Laure 06/03/2010 22:37


Ca c'est de la réplique qui tue. D'une intelligence flagrante (!).


Croc Note 06/03/2010 00:24


C'est fou ça... Ces chers "vieux" du métier qui tentent d'anéantir toute ésperance pécuniaire en nous, jeunes et fougeux apprentis libraires ! Mais on a pas peur de manquer la luxure trépidante de
cette noble société, nous on aime les livres d'abord (de quoi l'idéalisme de la jeunesse ?).
Sinon, respect pour la citation.


Le libraire en question 06/03/2010 09:28


quelque chose me dit que tu confonds la luxure avec le luxe

ce qui n'est pas forcement une mauvaise chose en soi, meme si ce serait triste de manquer la luxure de la société


Virginie 05/03/2010 14:55


Warffff... la chute est excellente...
Rien de pire que les personnes comme ça, aucun respect pour les autres, un égocentrisme à faire peur... :(


jibé revalire 05/03/2010 11:26


eh bien, pour avoir ouvert la librairie depuis trois semaines... je vois qu'il nous reste encore 8 ans avant d'imaginer quoi que ce soit, genre gagner sa vie... oui mais avant je la perdais en la
gagnant mieux... alors autant vivre au milieu des livres. des bises à ceux qui veulent!!!
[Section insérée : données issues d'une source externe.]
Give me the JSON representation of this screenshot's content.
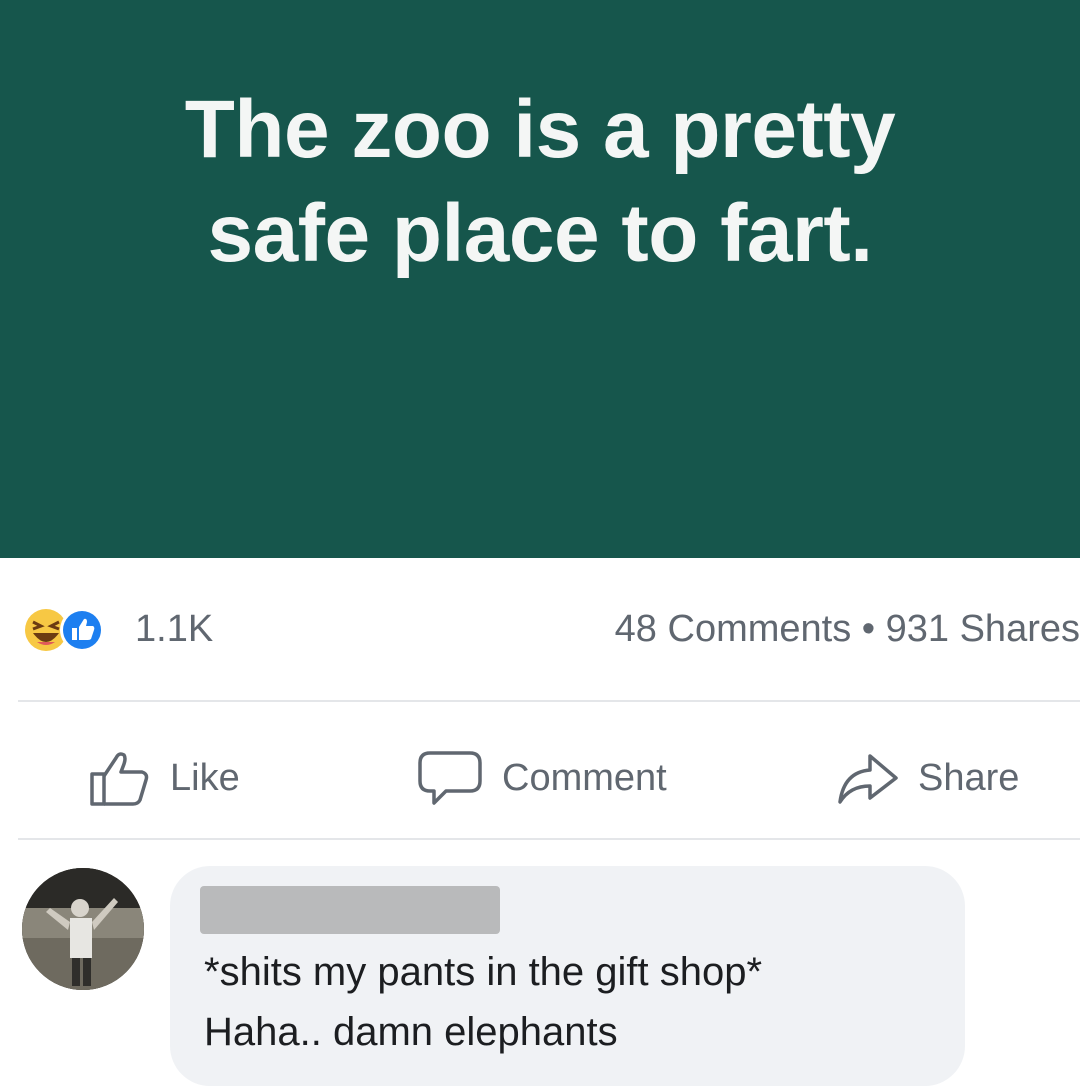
{
  "post": {
    "text_line1": "The zoo is a pretty",
    "text_line2": "safe place to fart.",
    "background_color": "#16564c"
  },
  "stats": {
    "reactions": [
      "haha-icon",
      "like-icon"
    ],
    "reaction_count": "1.1K",
    "comments_shares": "48 Comments • 931 Shares"
  },
  "actions": {
    "like_label": "Like",
    "comment_label": "Comment",
    "share_label": "Share"
  },
  "comment": {
    "text_line1": "*shits my pants in the gift shop*",
    "text_line2": "Haha.. damn elephants"
  }
}
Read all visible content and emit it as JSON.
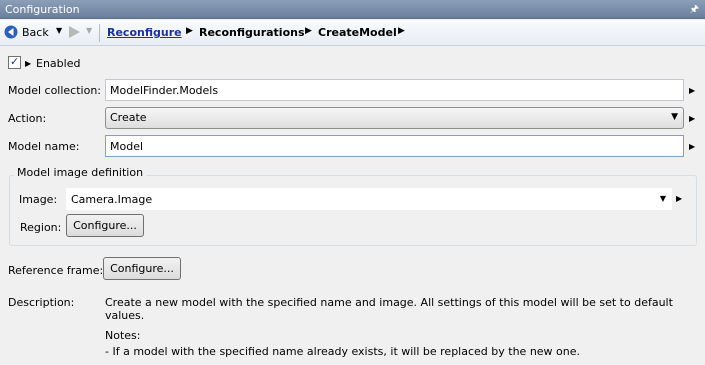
{
  "titlebar": {
    "title": "Configuration"
  },
  "nav": {
    "back_label": "Back",
    "breadcrumbs": [
      "Reconfigure",
      "Reconfigurations",
      "CreateModel"
    ]
  },
  "enabled": {
    "label": "Enabled",
    "checked": true
  },
  "model_collection": {
    "label": "Model collection:",
    "value": "ModelFinder.Models"
  },
  "action": {
    "label": "Action:",
    "value": "Create"
  },
  "model_name": {
    "label": "Model name:",
    "value": "Model"
  },
  "model_image_definition": {
    "title": "Model image definition",
    "image_label": "Image:",
    "image_value": "Camera.Image",
    "region_label": "Region:",
    "region_button": "Configure..."
  },
  "reference_frame": {
    "label": "Reference frame:",
    "button": "Configure..."
  },
  "description": {
    "label": "Description:",
    "text": "Create a new model with the specified name and image. All settings of this model will be set to default values.",
    "notes_heading": "Notes:",
    "note_1": "- If a model with the specified name already exists, it will be replaced by the new one."
  }
}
Le libraire en question 05/03/2010 11:56


ouaip, c'est souvent un vrai choix de vie

bon cela dit hein, normalement d'ici 3 ans tu pourras te verser un salaire sans etre dans le rouge. C'est mieux que 8 ans, finalement

courage!


ororuK 05/03/2010 00:53


Concluons-nous-en (?) que tu avais "l'air d'un mec au chomage" à côté d'eux ?

Enfin merci pour cet article, la partie sur le métier de libraire fait plaisir à lire.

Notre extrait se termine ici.